My question for Bill would be, " were did you recieve/how did you develop your outrageous work ethics?"


----------



## SiegendesLicht

Professor Tolkien. He is not only my favorite writer, but I also think we have a lot in common in our views on life, so I feel a sort of spiritual kinship with him. And I would ask him about his linguistic studies, his opinions on history and mythology and a whole lot of other stuff.


----------



## Sid James

jani said:


> I have to raise a hat for Gandhi's self-discipline and willpower.


Yes, what I like is how he was thrown in prison time and time again - yet never got to the stage of hating those who imprisoned him. He wasn't a saint (and the Hollywood film starring Ben Kingsley is great, but there's a lot more to the Mahatma than that!) but he comes across as a prophet for the modern world.



ptr said:


> Aren't we all fictional characters of our own narrative?
> 
> /ptr


Which makes me think, that balding Elizabethan guy with a goatee beard who wrote "all the world's a stage" could be someones answer to this thread!


----------



## Weston

I'd never be able to pick just one. I have many heros I look up to. Carl Sagan for spiritual inspiration. Ian Anderson because I'm huge fan. Christopher Hitchens for pointers on not abiding foolishness. Henry David Thoreau for advice on not giving in to other's expectations.

I don't think I'd want to meet Beethoven. It's likely to be a disappointment.

I've met quite a few semi-famous writers. They are like anyone else -- some a joy, others a pain. Almost always interesting though.


----------



## Mordred

Denise Richards


----------



## jani

Sid James said:


> *Yes, what I like is how he was thrown in prison time and time again - yet never got to the stage of hating those who imprisoned him. He wasn't a saint (and the Hollywood film starring Ben Kingsley is great, but there's a lot more to the Mahatma than that!) but he comes across as a prophet for the modern world.
> 
> *


*

Yea, i know that he was racist and that he wrote loads of racist articles about black people and how people should not compare them to educated Indians.*


----------



## Ryan

Mordred said:


> Denise Richards


Yes, I respect this.


----------



## Sid James

jani said:


> Yea, i know that he was racist and that he wrote loads of racist articles about black people and how people should not compare them to educated Indians.

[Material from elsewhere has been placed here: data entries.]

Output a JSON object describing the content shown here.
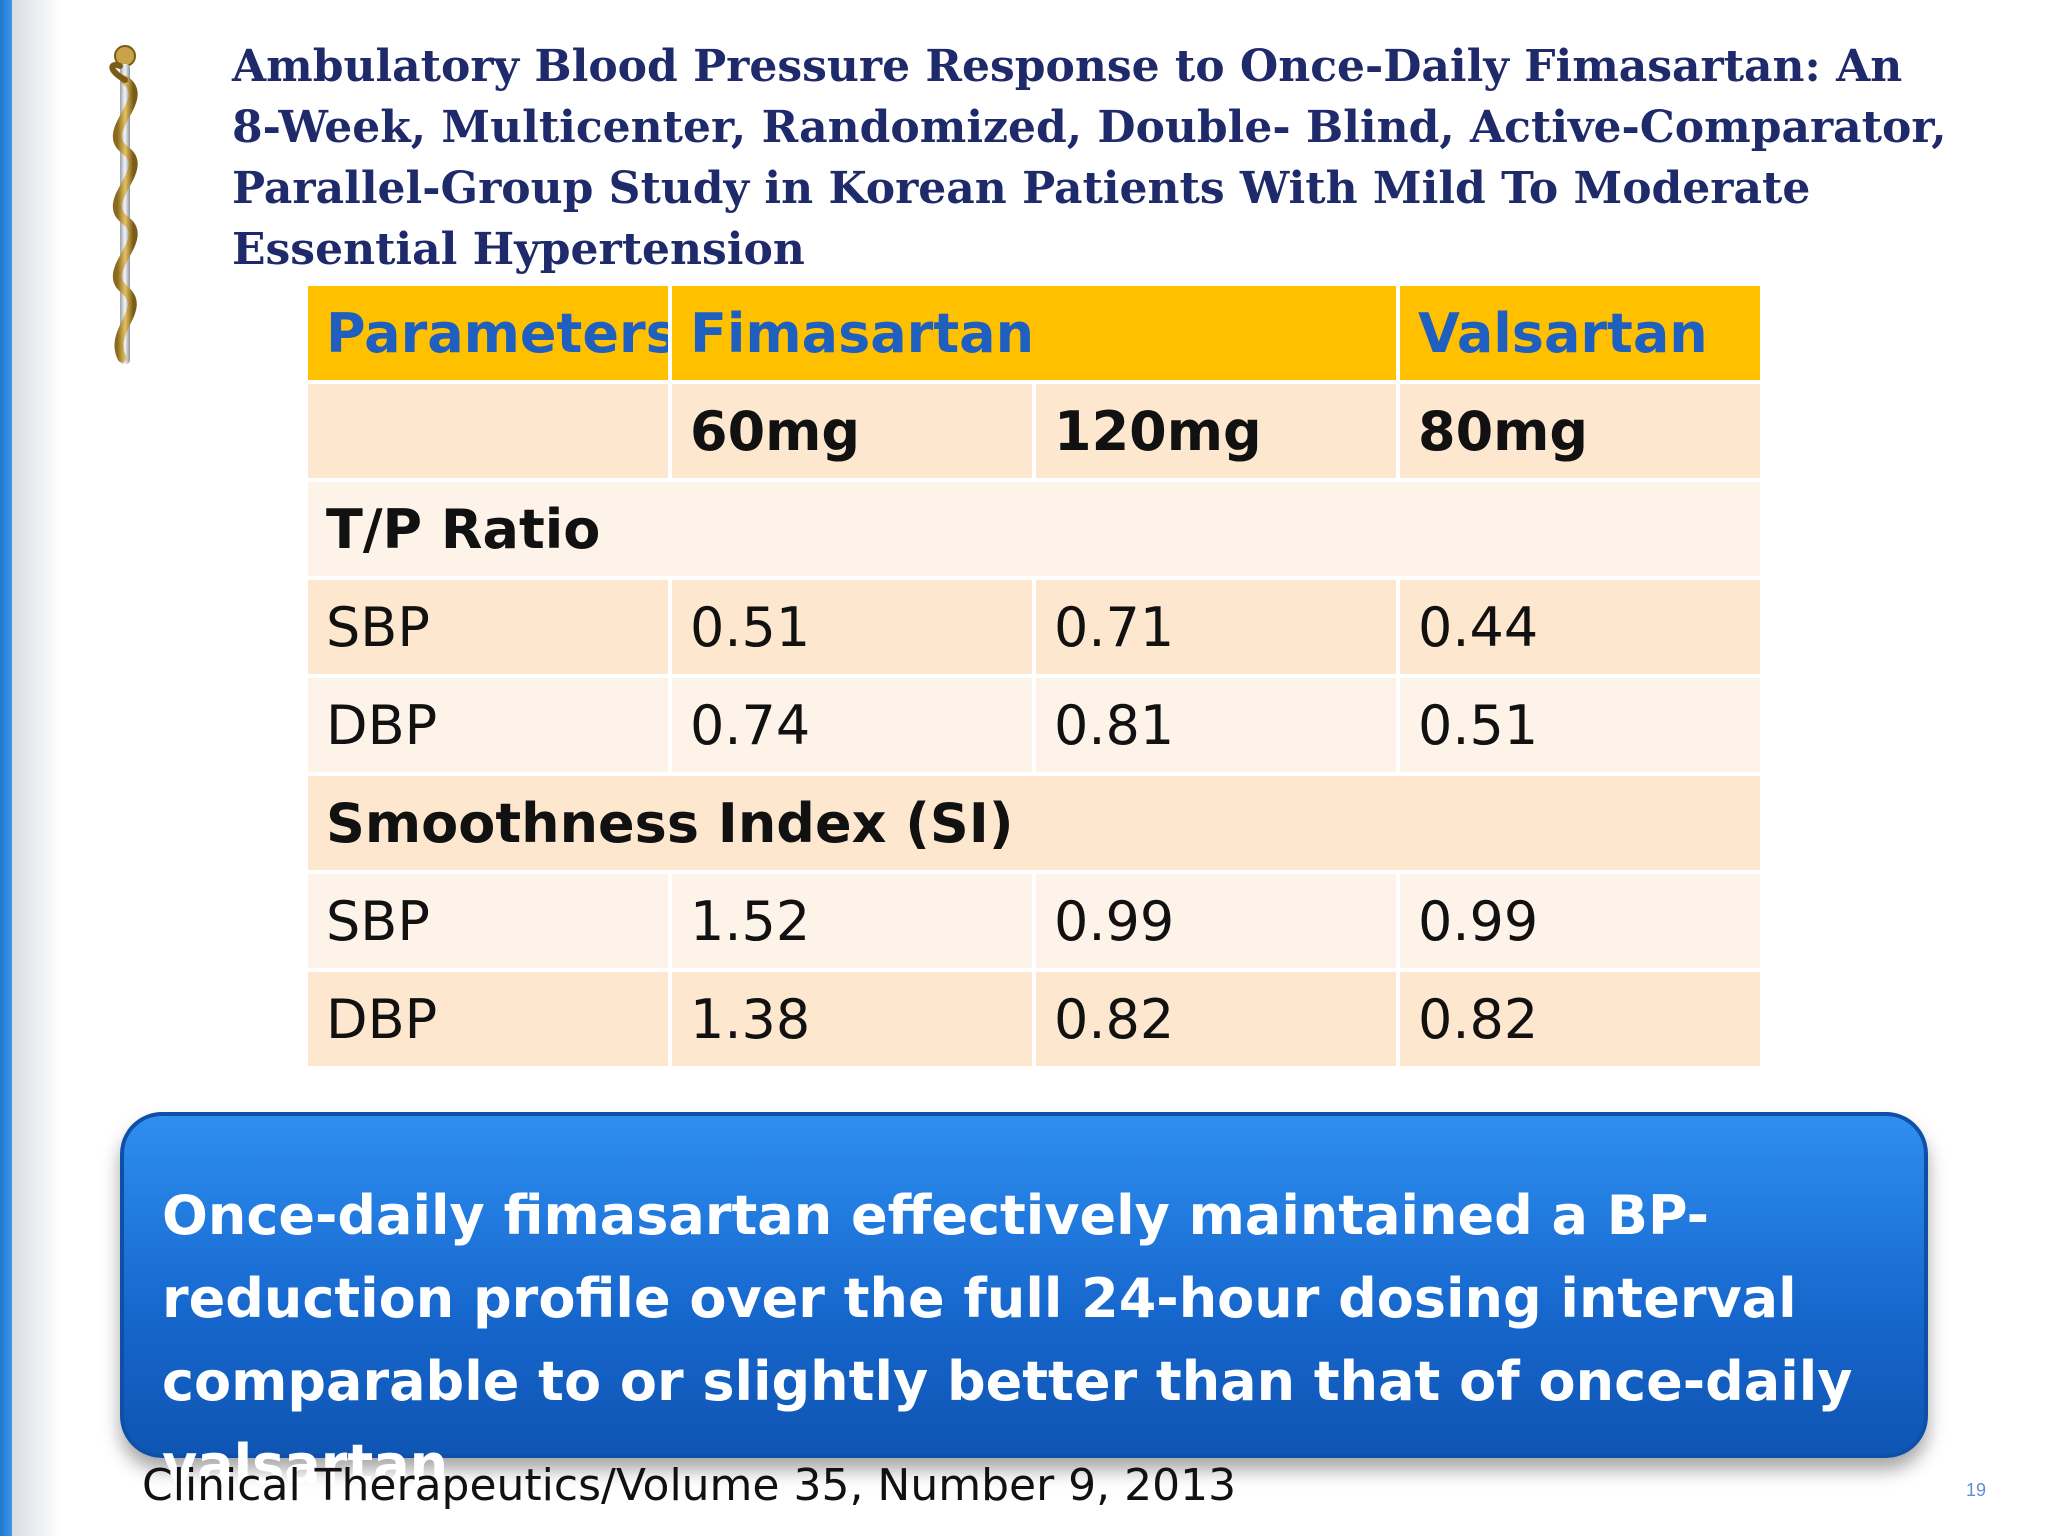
{
  "title": "Ambulatory Blood Pressure Response to Once-Daily Fimasartan: An 8-Week, Multicenter, Randomized, Double- Blind, Active-Comparator, Parallel-Group Study in Korean Patients With Mild To Moderate Essential Hypertension",
  "icons": {
    "logo": "caduceus-icon"
  },
  "colors": {
    "header_bg": "#ffc000",
    "header_text": "#1f5fbf",
    "title_text": "#1f2a6b",
    "callout_bg": "#1666cc",
    "row_odd": "#fde7cf",
    "row_even": "#fef3e8"
  },
  "table": {
    "header": {
      "parameters": "Parameters",
      "fimasartan": "Fimasartan",
      "valsartan": "Valsartan"
    },
    "doses": {
      "fima_60": "60mg",
      "fima_120": "120mg",
      "valsartan_80": "80mg"
    },
    "sections": [
      {
        "label": "T/P Ratio",
        "rows": [
          {
            "param": "SBP",
            "fima_60": "0.51",
            "fima_120": "0.71",
            "valsartan_80": "0.44"
          },
          {
            "param": "DBP",
            "fima_60": "0.74",
            "fima_120": "0.81",
            "valsartan_80": "0.51"
          }
        ]
      },
      {
        "label": "Smoothness Index (SI)",
        "rows": [
          {
            "param": "SBP",
            "fima_60": "1.52",
            "fima_120": "0.99",
            "valsartan_80": "0.99"
          },
          {
            "param": "DBP",
            "fima_60": "1.38",
            "fima_120": "0.82",
            "valsartan_80": "0.82"
          }
        ]
      }
    ]
  },
  "callout": "Once-daily fimasartan effectively maintained a BP-reduction profile over the full 24-hour dosing interval comparable to or slightly better than that of once-daily valsartan",
  "citation": "Clinical Therapeutics/Volume 35, Number 9, 2013",
  "page_number": "19"
}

I wasn't thinking about that, more about things about Gandhi that had tangible results, that looking back where maybe mistakes he made. Especially in terms of his idealism, of wanting a united India, with Muslims and Hindus living together in the one country. The Muslim minority didn't initially want partition which occured and cost so many lives (civil war, massacres, etc.) but that's what happened, partly because Gandhi insisted on a unitary nation state & by the time independence became a reality, they did not prepare for the practical implications of it.

On the whole however I see his legacy as positive, especially in terms of Satyagraha (Truth Force, the theory underpinning the practice of non-violent resistance). It also influenced black leaders (eg. Martin Luther King & Mandela) so I think whatever Gandhi's views on ethnicity (or caste, which is another controversial area), leaders after him where able to take from his theories and actions positive things & build on them, use them appropriate to their own times & contexts.


----------



## samurai

As Sid so aptly notes, despite being imprisoned and harassed so many times, Gandhi never bore any hatred or grudges towards his captors/oppressors. I think another man of whom this may safely be said is Nelson Mandela. Also, as Sid points out, both he and Dr. King were profoundly influenced and inspired by Gandhi.


----------



## deggial

Klavierspieler said:


> Sometimes I wonder if you _all_ aren't fictional characters.


you mean you're not a typing cat who lives in Antarctica?! I certainly enjoy walks on roofs


----------



## EddieRUKiddingVarese

Now there is a choice come back as a Kardashian, or a cat living in Antarctica mmmmmm tough decision here!


----------



## Guest

Crudblud said:


> I don't ever really want to meet a famous person.


I think that's almost my response too. They're just another overachieving human, like me...

On the other hand, I might like to meet Brian Eno, not so I can ask him questions, but just so I can watch him work and listen to him talk about his music.


----------



## cwarchc

My grandad, I never had the chance to meet him
He was dispatched in Poland in the early 40's


----------



## Flamme

Jesus, Judas, Moses, Jacobus Burgundus Molensis, Count Cagliostro, Aleister Crowley


----------



## Ryan

Flamme said:


> Jesus, Judas, Moses, Jacobus Burgundus Molensis, Count Cagliostro, Aleister Crowley


Flamme as previously stated, No fictional characters. I'm terribly sorry for the misconception.


----------



## Flamme

I think most of these except maybe first three or two existed...???!


----------



## SiegendesLicht

Jesus and Alister Crowley? That's very curious.


----------



## Flamme

Why? They were both great magicians...In a Way...


----------



## vincentfernandes

Patrick Doyle, to tell him how I love his music and to ask him loads of questions about film scoring.


----------